A critical section is a set of instructions such that while an instruction pointer is executing that set, no other instruction pointer is pointing at a critical section for the same object.

This supports mutual exclusion and bounded wait. The mutual exclusion provides safety against race conditions, and the bounded waiting provides fairness for processes. However, there is a conflict of interest here; to provide mutual exclusion, we want to enlarge critical sections, but to provide bounded waits, we want to shrink critical sections. This leads us to the Goldilocks principle: we want large critical sections, but no larger than it has to be.

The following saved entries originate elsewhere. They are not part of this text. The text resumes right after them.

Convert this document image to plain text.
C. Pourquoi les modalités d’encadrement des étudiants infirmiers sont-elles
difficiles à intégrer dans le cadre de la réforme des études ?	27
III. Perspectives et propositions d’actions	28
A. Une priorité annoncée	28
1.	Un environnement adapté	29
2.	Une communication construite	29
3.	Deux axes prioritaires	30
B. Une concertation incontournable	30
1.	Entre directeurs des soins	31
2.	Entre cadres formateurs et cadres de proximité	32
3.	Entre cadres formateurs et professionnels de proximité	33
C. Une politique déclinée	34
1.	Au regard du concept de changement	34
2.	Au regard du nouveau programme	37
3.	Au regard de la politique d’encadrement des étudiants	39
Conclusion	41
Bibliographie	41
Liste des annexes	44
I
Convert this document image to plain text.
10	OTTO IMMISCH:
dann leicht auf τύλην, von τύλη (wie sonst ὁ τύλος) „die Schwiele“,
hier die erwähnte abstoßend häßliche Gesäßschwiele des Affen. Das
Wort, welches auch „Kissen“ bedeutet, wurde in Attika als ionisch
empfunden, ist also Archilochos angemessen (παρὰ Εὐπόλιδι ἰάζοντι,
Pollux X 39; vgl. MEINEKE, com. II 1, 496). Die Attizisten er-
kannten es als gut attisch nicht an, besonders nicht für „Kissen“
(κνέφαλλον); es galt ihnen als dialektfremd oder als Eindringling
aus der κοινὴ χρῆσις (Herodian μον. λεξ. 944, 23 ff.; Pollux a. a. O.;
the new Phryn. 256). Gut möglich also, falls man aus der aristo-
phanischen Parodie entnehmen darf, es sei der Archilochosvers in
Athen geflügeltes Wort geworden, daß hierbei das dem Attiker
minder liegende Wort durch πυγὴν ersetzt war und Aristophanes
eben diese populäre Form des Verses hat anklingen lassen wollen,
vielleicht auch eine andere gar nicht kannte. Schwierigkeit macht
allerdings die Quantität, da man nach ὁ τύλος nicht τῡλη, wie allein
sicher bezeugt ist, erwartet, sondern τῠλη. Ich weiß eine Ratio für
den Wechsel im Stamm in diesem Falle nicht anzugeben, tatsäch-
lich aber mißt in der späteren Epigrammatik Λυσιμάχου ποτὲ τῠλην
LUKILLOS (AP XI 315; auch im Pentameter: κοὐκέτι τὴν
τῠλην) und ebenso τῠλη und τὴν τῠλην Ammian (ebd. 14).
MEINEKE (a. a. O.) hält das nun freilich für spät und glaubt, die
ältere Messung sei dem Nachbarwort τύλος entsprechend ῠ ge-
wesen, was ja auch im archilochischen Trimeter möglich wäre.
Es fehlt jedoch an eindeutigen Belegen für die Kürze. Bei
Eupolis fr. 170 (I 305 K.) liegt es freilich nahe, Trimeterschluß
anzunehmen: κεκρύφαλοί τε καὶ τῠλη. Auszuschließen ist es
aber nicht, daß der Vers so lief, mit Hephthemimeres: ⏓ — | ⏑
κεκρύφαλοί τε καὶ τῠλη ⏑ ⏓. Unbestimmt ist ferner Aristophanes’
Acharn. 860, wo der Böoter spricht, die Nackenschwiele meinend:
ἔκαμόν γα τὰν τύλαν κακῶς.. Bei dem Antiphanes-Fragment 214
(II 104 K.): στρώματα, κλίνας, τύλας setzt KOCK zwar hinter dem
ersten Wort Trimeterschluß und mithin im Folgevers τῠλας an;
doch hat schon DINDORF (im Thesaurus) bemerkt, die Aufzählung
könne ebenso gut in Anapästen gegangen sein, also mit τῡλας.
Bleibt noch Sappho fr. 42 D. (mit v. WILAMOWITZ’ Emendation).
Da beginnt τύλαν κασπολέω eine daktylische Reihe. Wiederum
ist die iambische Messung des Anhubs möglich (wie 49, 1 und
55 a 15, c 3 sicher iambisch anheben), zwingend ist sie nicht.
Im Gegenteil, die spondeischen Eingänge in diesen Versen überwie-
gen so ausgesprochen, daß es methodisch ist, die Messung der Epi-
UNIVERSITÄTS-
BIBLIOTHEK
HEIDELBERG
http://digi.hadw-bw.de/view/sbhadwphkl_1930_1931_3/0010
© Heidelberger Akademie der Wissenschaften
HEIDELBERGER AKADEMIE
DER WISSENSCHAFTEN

Ex: implementing pipes in threads

#define PIPE_SIZE (1<<12)
struct pipe {
	char buf[PIPE_SIZE];
	unsigned r, w;
};
char readc(struct pipe *p) {
	while(p->r == p->w)
		continue;
	return p->buf[p->r++%PIPE_SIZE];
}
void writec(struct pipe *p) {
	while(p->w - p->r == PIPE_SIZE)
		continue;
	p->buf[p->w++%PIPE_SIZE] = c;
}

This code may cause a problem when we want one thread reads at the same time another thread has incremented the write pointer but has not actually written yet. Let us create a lock that can help us define critical sections and prevent this race condition.

lock_t l;
void lock(lock_t*); 
	//this function can busywait while another thread owns the lock
	//we call this type of lock a spin lock
	//pre-condition for this function: this thread does not own the lock
	//post-condition for this function: this thread owns the lock
void unlock(lock_t*); 
	//unlock does not ever have to wait
	//the reverse of lock();
char readc(struct pipe *p) {
	lock(&l);
	while(p->r == p->w)
		continue;
	unlock(&l);
	return p->buf[p->r++%PIPE_SIZE];
}
void writec(struct pipe *p) {
	lock(&l);
	while(p->w - p->r == PIPE_SIZE)
		continue;
	p->buf[p->w++%PIPE_SIZE] = c;
	unlock(&l);
}

There is a problem here though; this placement of locks can cause infinite looping when read waits for something to be written and write waits for something to be read.

char readc(struct pipe *p) {
	lock(&l);
	while(p->r == p->w) {
		unlock(&l);
		lock(&l);
	}
	char c = p->buf[p->r++%PIPE_SIZE];
	unlock(&l);
	return c;
}

There is yet another problem here; we have heavy spinning within the while loop, taking up time as the CPU is passed between threads. Is there another solution which does not spin so much? We could implement two kinds of locks: one for reading and one for writing. The second problem is that the lock is too coarse-grained. It excludes accesses that are not really a problem.

Say we have the following:
A | B (pipe P)
C | D (pipe Q)

When A writes to pipe P, our global lock will also lock pipe Q. This prevents C and D from using their pipe. The solution to this is a finer-grained lock.

struct pipe {
	lock_t l;
	char buf[PIPE_SIZE];
	unsigned r, w;
};

But can a lock be too finely grained? Let us look at the following example:

bool isempty(struct pipe *p) {
	lock(&p->l);
	bool ise = p->r == p->w;
	unlock(&p->l);
	return ise;
}

This is still too slow, we will find out why next lecture!